A lo largo de estos años, como especialista en Prevención de Violencia de Género, he aprendido que la violencia rara vez comienza con un golpe. Antes aparecen formas sutiles de control: comentarios sobre la ropa, interrogatorios disfrazados de preocupación, la revisión del teléfono, los celos presentados como prueba de amor. Muchas veces, cuando una mujer llega buscando ayuda, ya ha normalizado tanto esas dinámicas que le cuesta reconocerse como víctima. Y es ahí donde empieza nuestro trabajo: ayudar a mirar con otros ojos lo que ha aprendido a soportar.
Mi labor profesional se ha enriquecido profundamente gracias a mi participación en Mujeres de Empresa, un espacio plural donde mujeres autónomas, empresarias y profesionales trabajamos por la igualdad desde lo económico, lo social y lo educativo. Impulsamos programas de sensibilización y acciones comunitarias que muestran que la violencia de género no es un asunto ajeno al ámbito laboral. Muchas mujeres sufren violencia mientras continúan con su jornada diaria, con una sonrisa automática, intentando que nadie note su angustia. Por eso es esencial que las empresas dispongan de protocolos, formación y una cultura organizacional que no dé la espalda a este problema.
En mis talleres con jóvenes suelo escuchar frases que me preocupan: "Solo le miro el móvil porque me importa" o "si se enfada es porque me quiere". Esas ideas, que parecen inofensivas, son el caldo de cultivo de relaciones desequilibradas que pueden derivar en violencia. La prevención empieza ahí: en enseñar a identificar los límites, el respeto mutuo y la importancia del consentimiento.
He acompañado a mujeres que han tenido que reconstruirse desde cero, a adolescentes que descubrieron que el amor no debería doler y a familias que vivieron demasiado tiempo en silencio. Pero también he visto una enorme resiliencia: mujeres que, tras meses de acompañamiento, me han dicho que han vuelto a dormir tranquilas; jóvenes que han cortado relaciones tóxicas antes de que fuera tarde; equipos de empresa que han reaccionado a tiempo cuando detectaron señales en una compañera.
La ciudadanía suele preguntarme qué puede hacer. Mi respuesta siempre es la misma: más de lo que imagina. Escuchar sin juzgar, creer a quien se atreve a hablar, acompañar sin presionar y jamás minimizar señales de maltrato. La violencia de género no desaparece ignorándola, sino nombrándola. También necesitamos revisar nuestras conversaciones, nuestros chistes, nuestras ideas heredadas. La prevención no es solo formación: es un ejercicio colectivo de responsabilidad.
Como miembro de MDE, sé que el cambio también pasa por impulsar la autonomía económica de las mujeres, una de las principales barreras para romper con la violencia. La independencia financiera es, a menudo, la llave que abre la puerta de salida.

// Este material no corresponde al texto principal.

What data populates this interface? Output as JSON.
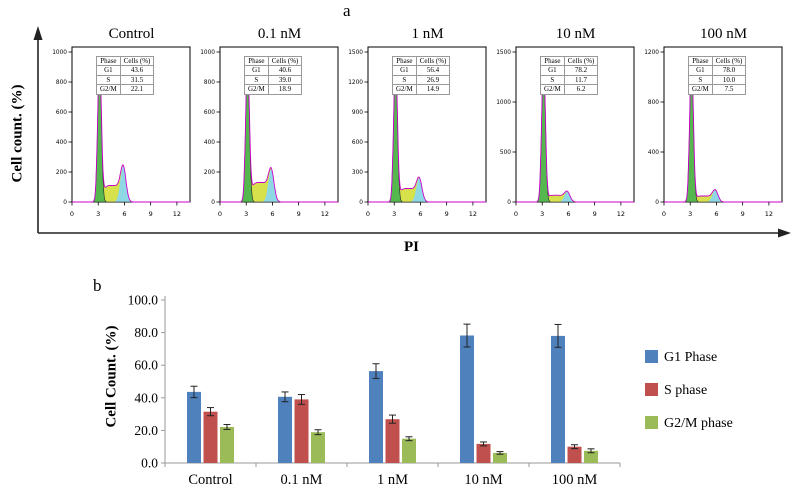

Este 25 de noviembre renuevo mi compromiso. Sigo trabajando porque sé que la violencia de género es prevenible y porque aún hay mujeres que no pueden alzar la voz. Mientras exista una sola que viva con miedo, seguiré nombrando este problema, acompañando, previniendo y recordando que la igualdad no es un destino, sino un camino que debemos recorrer juntas.